Anyone seeking evidence of a new world order in banking should reflect on Bank of America's sale of a third of its interest in China Construction Bank. Not only do the buyers seem to be all Asian: Temasek Holdings of Singapore, China Life, and Hopu Investment Management, a Beijing-based private equity firm. Not a single western investment bank seems to have been involved in this low-key, $7.3bn private placement.
This is the way China would have wanted it. Previous sales of stakes in its policy banks were slapdash affairs, giving the impression sellers could not exit fast enough. When UBS sold its sub-2 per cent stake in Bank of China in January, for example, 3.4bn shares ended up spread between at least a dozen hedge funds. In China Life and Temasek, Beijing can be assured of long-term holders. And Hopu is the right kind of locust. Set up two years ago by Fang Fenglei, former chairman of Goldman Sachs' securities joint venture in China, it was among about 20 institutions that bought Bank of China shares offloaded by RBS in January. China's appreciation for a more civilised, three-way deal may be reflected in the price – a wider discount than BofA achieved when it sold a smaller piece of CCB in January. Relief at the orderly removal of an overhang sent CCB shares up 2 per cent.

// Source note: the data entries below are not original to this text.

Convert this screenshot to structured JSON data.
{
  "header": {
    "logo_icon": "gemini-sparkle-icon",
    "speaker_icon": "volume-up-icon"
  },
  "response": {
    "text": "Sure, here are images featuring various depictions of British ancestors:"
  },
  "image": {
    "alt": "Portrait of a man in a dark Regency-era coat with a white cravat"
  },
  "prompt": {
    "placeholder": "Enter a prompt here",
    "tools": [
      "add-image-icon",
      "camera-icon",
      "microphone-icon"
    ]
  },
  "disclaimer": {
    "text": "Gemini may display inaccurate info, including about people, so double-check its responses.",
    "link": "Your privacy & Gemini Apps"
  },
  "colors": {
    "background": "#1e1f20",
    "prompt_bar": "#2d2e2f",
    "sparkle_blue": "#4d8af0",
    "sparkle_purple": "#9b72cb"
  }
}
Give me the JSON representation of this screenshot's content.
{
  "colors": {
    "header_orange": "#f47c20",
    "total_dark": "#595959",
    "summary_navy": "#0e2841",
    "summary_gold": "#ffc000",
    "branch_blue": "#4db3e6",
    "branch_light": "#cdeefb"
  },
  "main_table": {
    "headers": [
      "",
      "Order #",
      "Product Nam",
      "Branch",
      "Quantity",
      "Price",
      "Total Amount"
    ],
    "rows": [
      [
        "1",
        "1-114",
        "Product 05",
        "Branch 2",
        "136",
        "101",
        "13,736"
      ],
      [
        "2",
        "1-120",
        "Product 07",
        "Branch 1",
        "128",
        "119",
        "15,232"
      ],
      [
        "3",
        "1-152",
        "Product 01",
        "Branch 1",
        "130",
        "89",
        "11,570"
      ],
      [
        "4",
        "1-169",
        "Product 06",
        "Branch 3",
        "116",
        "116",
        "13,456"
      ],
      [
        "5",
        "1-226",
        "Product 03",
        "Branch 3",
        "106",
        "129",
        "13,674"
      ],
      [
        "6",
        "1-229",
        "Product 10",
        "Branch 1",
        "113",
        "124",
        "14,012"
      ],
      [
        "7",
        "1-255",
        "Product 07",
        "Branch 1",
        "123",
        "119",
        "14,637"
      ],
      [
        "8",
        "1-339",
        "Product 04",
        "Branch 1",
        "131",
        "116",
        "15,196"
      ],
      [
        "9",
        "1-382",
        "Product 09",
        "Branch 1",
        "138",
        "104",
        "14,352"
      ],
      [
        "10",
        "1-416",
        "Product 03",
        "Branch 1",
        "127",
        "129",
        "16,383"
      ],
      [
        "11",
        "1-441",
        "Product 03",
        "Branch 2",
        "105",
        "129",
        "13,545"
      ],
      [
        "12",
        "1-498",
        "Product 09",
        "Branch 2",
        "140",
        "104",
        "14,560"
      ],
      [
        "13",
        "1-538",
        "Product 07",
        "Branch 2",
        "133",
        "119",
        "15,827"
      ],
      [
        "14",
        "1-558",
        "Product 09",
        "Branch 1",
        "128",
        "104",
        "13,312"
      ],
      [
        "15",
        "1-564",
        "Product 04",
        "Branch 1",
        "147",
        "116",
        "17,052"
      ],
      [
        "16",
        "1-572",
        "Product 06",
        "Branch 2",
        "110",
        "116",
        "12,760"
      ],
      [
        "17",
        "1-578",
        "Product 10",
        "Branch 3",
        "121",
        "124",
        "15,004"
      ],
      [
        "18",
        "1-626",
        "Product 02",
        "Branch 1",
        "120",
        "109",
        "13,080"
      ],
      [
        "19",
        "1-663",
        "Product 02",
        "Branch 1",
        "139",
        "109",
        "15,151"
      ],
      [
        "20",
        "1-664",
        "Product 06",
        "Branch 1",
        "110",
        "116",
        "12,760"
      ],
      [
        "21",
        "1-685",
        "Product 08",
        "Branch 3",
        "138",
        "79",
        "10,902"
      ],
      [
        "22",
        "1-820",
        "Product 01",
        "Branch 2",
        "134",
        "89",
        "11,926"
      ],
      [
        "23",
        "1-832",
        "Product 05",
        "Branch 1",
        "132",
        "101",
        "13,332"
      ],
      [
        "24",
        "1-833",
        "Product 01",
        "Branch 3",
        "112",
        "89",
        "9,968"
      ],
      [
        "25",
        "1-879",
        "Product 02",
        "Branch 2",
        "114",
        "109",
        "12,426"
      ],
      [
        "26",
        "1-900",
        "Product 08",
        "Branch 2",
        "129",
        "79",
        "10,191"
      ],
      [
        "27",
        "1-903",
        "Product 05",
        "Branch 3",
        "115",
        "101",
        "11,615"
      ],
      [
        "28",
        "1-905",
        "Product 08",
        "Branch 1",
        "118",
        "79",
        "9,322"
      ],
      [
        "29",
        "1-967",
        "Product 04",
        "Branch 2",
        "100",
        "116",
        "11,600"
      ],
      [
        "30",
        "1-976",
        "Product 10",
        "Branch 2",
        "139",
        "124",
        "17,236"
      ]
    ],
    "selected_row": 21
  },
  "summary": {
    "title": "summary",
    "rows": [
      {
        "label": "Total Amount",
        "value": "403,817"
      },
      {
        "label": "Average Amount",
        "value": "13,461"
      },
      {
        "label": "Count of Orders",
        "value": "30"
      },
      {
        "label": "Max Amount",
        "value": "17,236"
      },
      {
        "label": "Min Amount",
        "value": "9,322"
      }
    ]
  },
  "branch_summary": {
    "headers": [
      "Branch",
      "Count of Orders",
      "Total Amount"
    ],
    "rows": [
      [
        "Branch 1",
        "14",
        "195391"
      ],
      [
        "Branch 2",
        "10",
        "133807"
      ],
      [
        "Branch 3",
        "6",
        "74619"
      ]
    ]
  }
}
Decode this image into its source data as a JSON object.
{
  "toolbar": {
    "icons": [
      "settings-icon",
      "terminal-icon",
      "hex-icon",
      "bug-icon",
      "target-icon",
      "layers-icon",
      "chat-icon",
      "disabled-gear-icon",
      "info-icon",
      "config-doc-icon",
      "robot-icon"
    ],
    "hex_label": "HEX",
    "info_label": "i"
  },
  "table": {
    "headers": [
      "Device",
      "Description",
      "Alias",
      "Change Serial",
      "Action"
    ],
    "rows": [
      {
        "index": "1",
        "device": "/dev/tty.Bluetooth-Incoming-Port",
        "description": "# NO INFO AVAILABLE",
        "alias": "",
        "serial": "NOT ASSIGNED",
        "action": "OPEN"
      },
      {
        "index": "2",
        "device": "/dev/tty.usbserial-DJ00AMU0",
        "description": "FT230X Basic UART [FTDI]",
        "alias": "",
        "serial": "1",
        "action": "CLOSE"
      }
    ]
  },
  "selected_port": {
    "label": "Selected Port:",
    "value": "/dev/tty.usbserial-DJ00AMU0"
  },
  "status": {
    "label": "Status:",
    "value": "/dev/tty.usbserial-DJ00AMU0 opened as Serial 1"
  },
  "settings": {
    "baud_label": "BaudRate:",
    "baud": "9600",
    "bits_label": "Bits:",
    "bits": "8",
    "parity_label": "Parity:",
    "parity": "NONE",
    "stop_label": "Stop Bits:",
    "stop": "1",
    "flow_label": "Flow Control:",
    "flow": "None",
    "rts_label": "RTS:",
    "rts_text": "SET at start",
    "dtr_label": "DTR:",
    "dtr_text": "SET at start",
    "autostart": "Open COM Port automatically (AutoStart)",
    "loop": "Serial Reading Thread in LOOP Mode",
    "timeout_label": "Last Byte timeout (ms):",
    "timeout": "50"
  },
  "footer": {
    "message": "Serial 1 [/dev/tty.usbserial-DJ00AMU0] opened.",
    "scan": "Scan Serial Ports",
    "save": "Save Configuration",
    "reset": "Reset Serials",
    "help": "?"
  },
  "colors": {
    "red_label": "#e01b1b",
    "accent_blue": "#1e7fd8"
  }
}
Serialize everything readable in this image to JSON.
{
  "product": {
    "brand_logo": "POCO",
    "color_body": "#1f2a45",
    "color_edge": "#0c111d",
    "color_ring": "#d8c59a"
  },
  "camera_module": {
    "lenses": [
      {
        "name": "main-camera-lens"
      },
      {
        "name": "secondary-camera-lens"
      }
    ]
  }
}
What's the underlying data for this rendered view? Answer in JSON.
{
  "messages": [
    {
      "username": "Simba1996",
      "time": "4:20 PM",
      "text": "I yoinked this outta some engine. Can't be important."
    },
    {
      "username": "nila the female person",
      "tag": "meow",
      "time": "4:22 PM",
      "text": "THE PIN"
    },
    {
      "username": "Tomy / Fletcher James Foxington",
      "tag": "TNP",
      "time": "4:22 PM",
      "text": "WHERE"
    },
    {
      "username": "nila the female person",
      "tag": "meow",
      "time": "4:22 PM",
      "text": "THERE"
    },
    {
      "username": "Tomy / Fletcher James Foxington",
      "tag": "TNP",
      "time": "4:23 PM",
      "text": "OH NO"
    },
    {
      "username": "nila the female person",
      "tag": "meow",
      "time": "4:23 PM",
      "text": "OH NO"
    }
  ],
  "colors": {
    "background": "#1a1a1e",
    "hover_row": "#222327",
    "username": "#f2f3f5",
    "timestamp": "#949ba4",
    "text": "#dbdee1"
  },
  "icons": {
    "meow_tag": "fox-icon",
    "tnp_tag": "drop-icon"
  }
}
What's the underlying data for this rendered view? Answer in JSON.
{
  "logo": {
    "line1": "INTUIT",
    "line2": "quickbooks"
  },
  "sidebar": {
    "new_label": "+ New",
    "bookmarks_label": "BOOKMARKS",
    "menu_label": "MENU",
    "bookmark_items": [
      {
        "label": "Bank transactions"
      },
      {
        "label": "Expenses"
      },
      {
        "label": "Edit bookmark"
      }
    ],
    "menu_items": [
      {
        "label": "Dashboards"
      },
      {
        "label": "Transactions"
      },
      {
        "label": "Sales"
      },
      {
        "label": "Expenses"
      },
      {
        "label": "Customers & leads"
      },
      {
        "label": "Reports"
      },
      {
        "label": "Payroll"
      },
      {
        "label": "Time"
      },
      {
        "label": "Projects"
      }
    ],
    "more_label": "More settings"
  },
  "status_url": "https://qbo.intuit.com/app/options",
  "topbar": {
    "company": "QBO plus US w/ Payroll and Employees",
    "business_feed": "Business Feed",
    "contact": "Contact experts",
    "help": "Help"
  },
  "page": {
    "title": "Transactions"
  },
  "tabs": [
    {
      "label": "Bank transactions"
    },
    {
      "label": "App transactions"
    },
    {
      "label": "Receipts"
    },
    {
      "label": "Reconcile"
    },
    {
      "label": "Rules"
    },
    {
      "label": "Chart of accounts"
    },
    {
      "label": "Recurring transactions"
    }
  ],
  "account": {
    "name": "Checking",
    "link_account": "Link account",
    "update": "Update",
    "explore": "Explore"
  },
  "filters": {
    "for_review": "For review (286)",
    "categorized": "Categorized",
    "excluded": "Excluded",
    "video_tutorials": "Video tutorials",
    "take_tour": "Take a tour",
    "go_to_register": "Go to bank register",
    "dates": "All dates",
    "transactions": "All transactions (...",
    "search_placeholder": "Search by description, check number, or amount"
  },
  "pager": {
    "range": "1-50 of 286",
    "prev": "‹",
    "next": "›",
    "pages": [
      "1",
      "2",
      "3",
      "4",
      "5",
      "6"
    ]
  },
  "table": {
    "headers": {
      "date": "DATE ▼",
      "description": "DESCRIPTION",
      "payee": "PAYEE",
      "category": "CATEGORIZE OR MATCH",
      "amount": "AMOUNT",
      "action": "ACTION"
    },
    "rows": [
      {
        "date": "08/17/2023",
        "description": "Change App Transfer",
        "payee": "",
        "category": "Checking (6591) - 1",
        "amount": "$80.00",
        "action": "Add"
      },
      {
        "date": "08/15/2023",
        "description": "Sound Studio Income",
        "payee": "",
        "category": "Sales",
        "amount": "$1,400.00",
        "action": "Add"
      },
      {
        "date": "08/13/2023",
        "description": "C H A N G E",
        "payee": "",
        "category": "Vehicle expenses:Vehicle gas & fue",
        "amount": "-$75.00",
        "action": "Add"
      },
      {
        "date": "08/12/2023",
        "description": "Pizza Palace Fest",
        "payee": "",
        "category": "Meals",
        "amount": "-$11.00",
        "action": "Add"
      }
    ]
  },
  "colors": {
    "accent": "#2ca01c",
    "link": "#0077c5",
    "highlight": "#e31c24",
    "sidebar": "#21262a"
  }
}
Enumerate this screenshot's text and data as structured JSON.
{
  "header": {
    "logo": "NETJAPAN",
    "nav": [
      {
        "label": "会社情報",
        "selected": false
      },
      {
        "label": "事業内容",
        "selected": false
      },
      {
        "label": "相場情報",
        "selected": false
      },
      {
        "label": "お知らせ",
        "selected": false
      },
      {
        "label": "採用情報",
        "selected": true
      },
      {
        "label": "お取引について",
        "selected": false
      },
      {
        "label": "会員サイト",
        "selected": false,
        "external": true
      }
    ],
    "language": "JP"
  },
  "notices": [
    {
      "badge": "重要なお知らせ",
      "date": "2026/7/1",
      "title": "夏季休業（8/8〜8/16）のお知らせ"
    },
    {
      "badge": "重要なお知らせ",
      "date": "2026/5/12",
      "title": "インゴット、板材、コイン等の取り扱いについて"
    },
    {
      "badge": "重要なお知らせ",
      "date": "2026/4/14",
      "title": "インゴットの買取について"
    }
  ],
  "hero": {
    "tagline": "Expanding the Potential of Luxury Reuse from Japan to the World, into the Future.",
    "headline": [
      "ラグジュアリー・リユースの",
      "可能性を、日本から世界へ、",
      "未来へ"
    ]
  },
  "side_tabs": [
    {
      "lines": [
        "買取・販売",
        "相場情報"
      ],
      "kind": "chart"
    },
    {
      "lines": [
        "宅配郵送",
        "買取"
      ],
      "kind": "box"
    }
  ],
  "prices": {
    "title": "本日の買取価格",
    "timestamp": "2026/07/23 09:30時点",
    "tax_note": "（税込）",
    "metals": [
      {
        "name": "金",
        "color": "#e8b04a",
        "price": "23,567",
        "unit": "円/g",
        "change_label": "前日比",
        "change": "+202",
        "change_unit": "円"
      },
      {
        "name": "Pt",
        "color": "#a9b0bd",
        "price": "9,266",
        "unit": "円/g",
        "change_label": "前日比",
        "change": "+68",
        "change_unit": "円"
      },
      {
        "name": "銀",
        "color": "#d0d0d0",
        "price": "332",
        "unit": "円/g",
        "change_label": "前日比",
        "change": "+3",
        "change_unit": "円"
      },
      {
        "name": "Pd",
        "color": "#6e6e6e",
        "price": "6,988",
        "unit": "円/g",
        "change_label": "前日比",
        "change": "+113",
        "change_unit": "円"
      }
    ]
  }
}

For BofA, every little counts. Required last week to raise $34bn, it has just done more than a fifth of that. Goldman, meanwhile, is in the unusual position of being at the mercy of events rather than master of them. It already owns 5 per cent of one Chinese bank – ICBC – directly, under strict lock-ups. And, as it was an anchor investor in Hopu, it now has indirect exposure to two more. Still, we are long past the point where gweilo bankers call the shots.